Friday, 17 December 2010

World Space Limitations

Everyone knows that Sonic was a platformer in his glory days.  Zooming from left to right; running through loops and corkscrews, jumping up and down collecting rings and smashing badniks at breakneck speeds. Well... maybe not so much at that speed. Sonic ranked high in platforming games up until the mid 1990s. 1998 saw him make the transition to 3D and he sort of lost his appeal ever since. It’s taken along time to grasp that the best place for Sonic in terms of level design and game play should be 2.5D; and with some areas in 3D like Sonic Colors and Unleashed. 

ADR was originally going down the path of the adventure series, primarily in 3D. This was proving quite a challenge in terms of planning levels.

The game world for any map inside the Unreal Engine is limited to 10 'Real world' square kilometres. In order to make better usage of the space we have; we had to resolve certain design limitations. Render times and world space Vs speed.

A full 3d level has to render what is in front of the player. Occlusion is good for the most part but when there is a lot of geometry and action going on in front of the player this can cause computer slowdowns.  In the 2D perspective, anything in the distance can be very low poly. Add a post process volume to blur the distance slightly and no one would be the wiser if it was low poly or high poly intensive. Meaning: the more polygons on a single model, the more time it takes to render the screen frame by frame.

Space Vs Speed
With sonic not being the typical platform character with his speed boosting ability, running from one side of the world map to the other took approximately 3 to 4 minutes. This in game play terms isn’t quite good. He was too damn fast.

Slowing him down was an option but that also made him lack a certain degree of character.
Scaling down all in game assets and the player character was another option, but that can also cause a lot of problems on the programming side of things, like breaking something with the physics code calculations and can also defiantly confuse the rendering engine.

 From watching various Sonic: Unleashed videos it looked like the game levels encompass several miles due to the speed at which Sonic runs at. Level design had to practically move to a more orientated 2D perspective instead of 3D. Thus sort of keeping his speed, bringing rendering times down and bring ease to level designing.

In the end it was decided 2.5D took more precedence over 3D in ADR.

Wednesday, 15 December 2010

Development History

ADR first officially started production in March of 2006 after approximately eight months of doing background research into the Sonic franchise and asking questions via polls playing the games and browsing forums trying to piece together information for a game worthy of what the fans seem to demand.

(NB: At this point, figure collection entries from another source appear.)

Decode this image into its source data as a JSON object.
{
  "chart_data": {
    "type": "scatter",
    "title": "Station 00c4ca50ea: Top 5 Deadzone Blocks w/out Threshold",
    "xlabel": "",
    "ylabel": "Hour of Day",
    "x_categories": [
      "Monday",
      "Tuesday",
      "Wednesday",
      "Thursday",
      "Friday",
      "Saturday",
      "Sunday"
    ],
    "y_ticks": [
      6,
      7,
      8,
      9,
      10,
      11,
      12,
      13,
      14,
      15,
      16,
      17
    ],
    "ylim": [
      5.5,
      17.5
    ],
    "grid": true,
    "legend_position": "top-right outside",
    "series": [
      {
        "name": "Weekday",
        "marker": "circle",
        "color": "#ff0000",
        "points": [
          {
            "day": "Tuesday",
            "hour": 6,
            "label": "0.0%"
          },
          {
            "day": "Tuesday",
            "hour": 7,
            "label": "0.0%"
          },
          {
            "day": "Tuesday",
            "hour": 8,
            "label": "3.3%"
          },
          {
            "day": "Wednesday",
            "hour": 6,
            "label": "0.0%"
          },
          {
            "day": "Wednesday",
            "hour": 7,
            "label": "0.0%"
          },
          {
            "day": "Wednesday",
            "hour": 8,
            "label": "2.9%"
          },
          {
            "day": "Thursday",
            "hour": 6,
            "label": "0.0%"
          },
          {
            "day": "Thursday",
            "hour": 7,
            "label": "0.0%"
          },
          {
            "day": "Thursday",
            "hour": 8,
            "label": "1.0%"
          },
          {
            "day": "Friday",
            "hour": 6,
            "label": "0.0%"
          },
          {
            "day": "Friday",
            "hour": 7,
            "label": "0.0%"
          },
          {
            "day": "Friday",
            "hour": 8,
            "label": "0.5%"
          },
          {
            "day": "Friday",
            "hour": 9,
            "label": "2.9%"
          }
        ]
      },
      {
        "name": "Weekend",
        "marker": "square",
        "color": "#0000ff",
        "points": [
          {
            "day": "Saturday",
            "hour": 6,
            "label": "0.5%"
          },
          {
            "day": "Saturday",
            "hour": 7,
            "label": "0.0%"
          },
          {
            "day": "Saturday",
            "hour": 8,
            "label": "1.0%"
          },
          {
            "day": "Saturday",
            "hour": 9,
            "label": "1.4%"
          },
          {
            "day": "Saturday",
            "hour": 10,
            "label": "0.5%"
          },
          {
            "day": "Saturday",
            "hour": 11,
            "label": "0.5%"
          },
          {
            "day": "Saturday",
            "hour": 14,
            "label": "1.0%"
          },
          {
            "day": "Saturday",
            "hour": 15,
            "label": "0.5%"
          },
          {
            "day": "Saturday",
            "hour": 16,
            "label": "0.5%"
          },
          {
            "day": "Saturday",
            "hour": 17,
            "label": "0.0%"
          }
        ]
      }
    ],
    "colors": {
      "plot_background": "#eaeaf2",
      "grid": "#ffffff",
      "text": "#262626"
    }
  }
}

ADR has had its fair share of difficulties. People promising to help out but then couldn’t for one reason or another and the lack of support from talented individuals being scarce to bring the game to its full potential.

The development really kicked off when Digimaks & Xaklse joined the ranks as Level designer and monitor coder respectively. Since then with a little harassment from me; Xaklse has practically single handily coded the entire Sonic game mechanics. Without Xaklse’s help, there wouldn’t have been an ADR as he was the only coder who was dedicated to the project.

The first map to be publically shown was Digimaks version of Sky sanctuary back in mid to late 2006. Later his creation of Marble Zone (which was never released) was used as a test level for certain game mechanics as they were made available to the team to check out. From that moment game play started to feel more like Sonic.

It was a while before we could run through loops and SpinDash into items. But when that finally became available, it felt we had finally started to achieve getting the feel of Sonic into the Unreal engine.

For the longest time the team suffered major blow backs in development. Levels just didn’t really feel worthy of an actual release, some mechanics proved to be difficult to code, alternatives had to be made or full abandonment of a certain in game mechanic as it just was not possible without the actual engine source code.

When the Unreal Development Kit became available (and most importantly, free to use depending on HOW you wish to use it) and after a small discussion with the team, we decided to switch to the newest Unreal game engine due to certain mechanics not working and with our new fan base having a hard time in locating a Unreal Tournament 2004 copy in stores or even having to resort to piracy in order to just play our modification. With the switch, we would have better access to next generation technology such as realistic physics, up to date code and visual effects, not to mention that ADR would become a full fan game (Unreal Tournament 2004 wouldn’t be required in order to play our game) and no longer a deemed modification.

ADRs development has changed a lot over the years. Most of it can be classified as experimental in order to capture the experience of playing a Sonic game. Testing and redoing stuff, trying to find that perfect combination, just to find where the game should really lie.